Yesterday IPS.org reported
"A mountain of misleading
rhetoric from big Pentagon contractors has buried the facts"
Today, there's a
debate raging about the federal budget, our national spending priorities, and
how best to protect our national security and our men and women on the front
lines.
With the U.S. war in
Iraq officially over and our operations in Afghanistan drawing down, this is
the perfect time to stop partisan squabbling and rethink the way we fund the
Pentagon. Americans on both sides of the aisle agree that economic security
goes hand-in-hand with national security. A majority of us support cutting the
defense budget by 18 percent, or more than $100 billion, according to a recent
Stimson Center study.
It's time we started
spending smarter on our military and weapons. We need a sensible, balanced, and
long-term approach to national security.
But all the fear-mongering
about Pentagon budget cuts potentially spurring massive job losses makes it
hard to have a conversation about our national security priorities. A mountain
of misleading rhetoric put forth by big Pentagon contractors — who are spending
millions on lobbying and campaigns — has buried the facts.
According to the
Center for Responsive Politics, the top 10 government contractors spent a
combined total of more than $56.3 million on lobbying expenditures and more
than $9 million on campaign contributions last year. A number of these
companies spending millions on expanding their undue influence collect most of
their revenues in taxpayer dollars. Now members of Congress are parroting their
talking points.
The public has a
right to know the truth. First, shelling out more money for the Pentagon budget
doesn't necessarily mean more jobs. As my colleague Ben Freeman at the Project
On Government Oversight demonstrated in a recent report, the top five defense contractors were
cutting jobs while being awarded more taxpayer dollars between 2006 and 2011.
Over this five-year period, total employment at companies such as Lockheed
Martin and Boeing declined as these military contracting giants thrived, not
just in terms of federal contract dollars but in overall financial performance.

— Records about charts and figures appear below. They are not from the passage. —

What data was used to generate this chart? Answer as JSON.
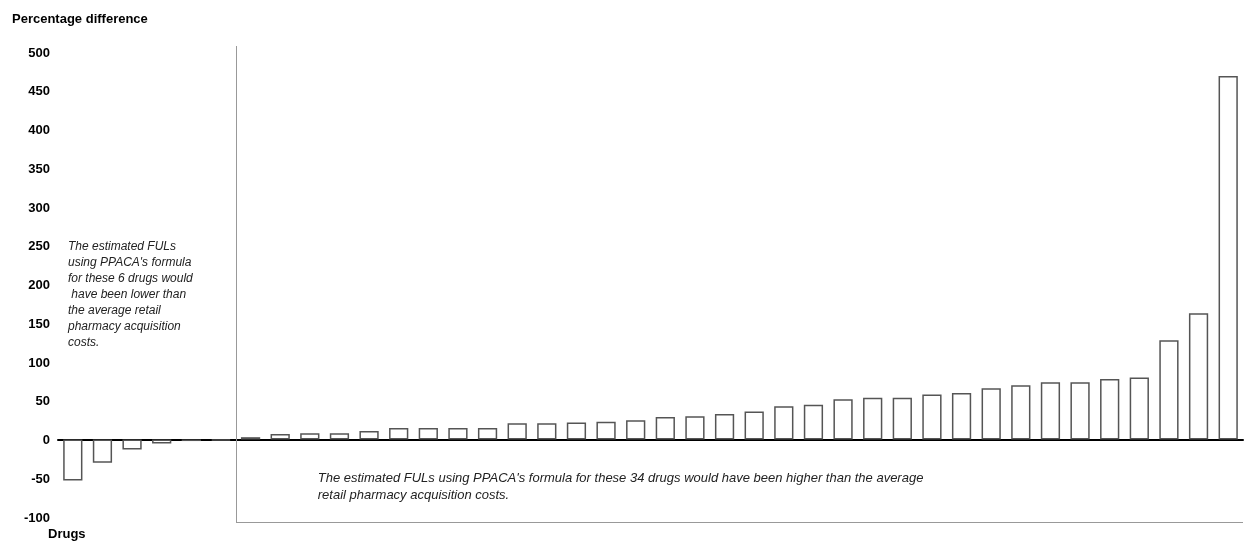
{
  "chart_data": {
    "type": "bar",
    "ylabel": "Percentage difference",
    "xlabel": "Drugs",
    "categories": [
      null,
      null,
      null,
      null,
      null,
      null,
      null,
      null,
      null,
      null,
      null,
      null,
      null,
      null,
      null,
      null,
      null,
      null,
      null,
      null,
      null,
      null,
      null,
      null,
      null,
      null,
      null,
      null,
      null,
      null,
      null,
      null,
      null,
      null,
      null,
      null,
      null,
      null,
      null,
      null
    ],
    "values": [
      -53,
      -30,
      -13,
      -5,
      -2,
      -1,
      3,
      7,
      8,
      8,
      11,
      15,
      15,
      15,
      15,
      21,
      21,
      22,
      23,
      25,
      29,
      30,
      33,
      36,
      43,
      45,
      52,
      54,
      54,
      58,
      60,
      66,
      70,
      74,
      74,
      78,
      80,
      128,
      163,
      469
    ],
    "colors": [
      "#ffffff",
      "#ffffff",
      "#ffffff",
      "#ffffff",
      "#ffffff",
      "#555555",
      "#ffffff",
      "#ffffff",
      "#ffffff",
      "#ffffff",
      "#ffffff",
      "#ffffff",
      "#ffffff",
      "#ffffff",
      "#ffffff",
      "#ffffff",
      "#ffffff",
      "#ffffff",
      "#ffffff",
      "#ffffff",
      "#ffffff",
      "#ffffff",
      "#ffffff",
      "#ffffff",
      "#ffffff",
      "#ffffff",
      "#ffffff",
      "#ffffff",
      "#ffffff",
      "#ffffff",
      "#ffffff",
      "#ffffff",
      "#ffffff",
      "#ffffff",
      "#ffffff",
      "#ffffff",
      "#ffffff",
      "#ffffff",
      "#ffffff",
      "#ffffff"
    ],
    "ylim": [
      -100,
      500
    ],
    "yticks": [
      -100,
      -50,
      0,
      50,
      100,
      150,
      200,
      250,
      300,
      350,
      400,
      450,
      500
    ],
    "grid": false,
    "annotations": [
      "The estimated FULs using PPACA's formula for these 6 drugs would have been lower than the average retail pharmacy acquisition costs.",
      "The estimated FULs using PPACA's formula for these 34 drugs would have been higher than the average retail pharmacy acquisition costs."
    ]
  }
}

Apparently these Beltway bandits have no qualms about letting workers go when
it helps their bottom line.
Meanwhile, major
defense contractors' top executives enjoy compensation packages on par with
Wall Street CEOs. The chief executives of Lockheed, Boeing, United Technologies,
and Northrop Grumman all made between $22 and $27.6 million in total 2011
compensation. So when contractors threaten to send thousands of layoff notices
leading up to the 2012 election, it's clear they are playing politics with
national security.
Military contractors'
capacity to launch such a large-scale campaign to defend their profits is
symptomatic of underlying structural issues with the way the United States does
national defense. The Pentagon's budget has continued to grow unchecked for decades
because our national security policy is still mired in the Cold War industrial
defense paradigm. The world has shifted, and the Pentagon needs to make the
transition towards leaner, smarter spending to face today's threats, like
terrorism and cybersecurity.
Mismanagement and
Pentagon waste, not a lack of funding, are the real problems. In fact,
authorizing less money may spur reform. Instead of wasting taxpayer dollars on
building costly new weapons systems and more nuclear lab construction projects
we don't need, our military needs to reset its priorities.
The bottom line is
that when private companies exert so much influence over the defense budget
process, they divert resources away from what our troops and veterans need.
National security policy should aim squarely at protecting the American people,
not giving taxpayer-financed subsidies to multibillion-dollar corporations.
Spending smarter, not bigger, on defense will make us safer in the long run.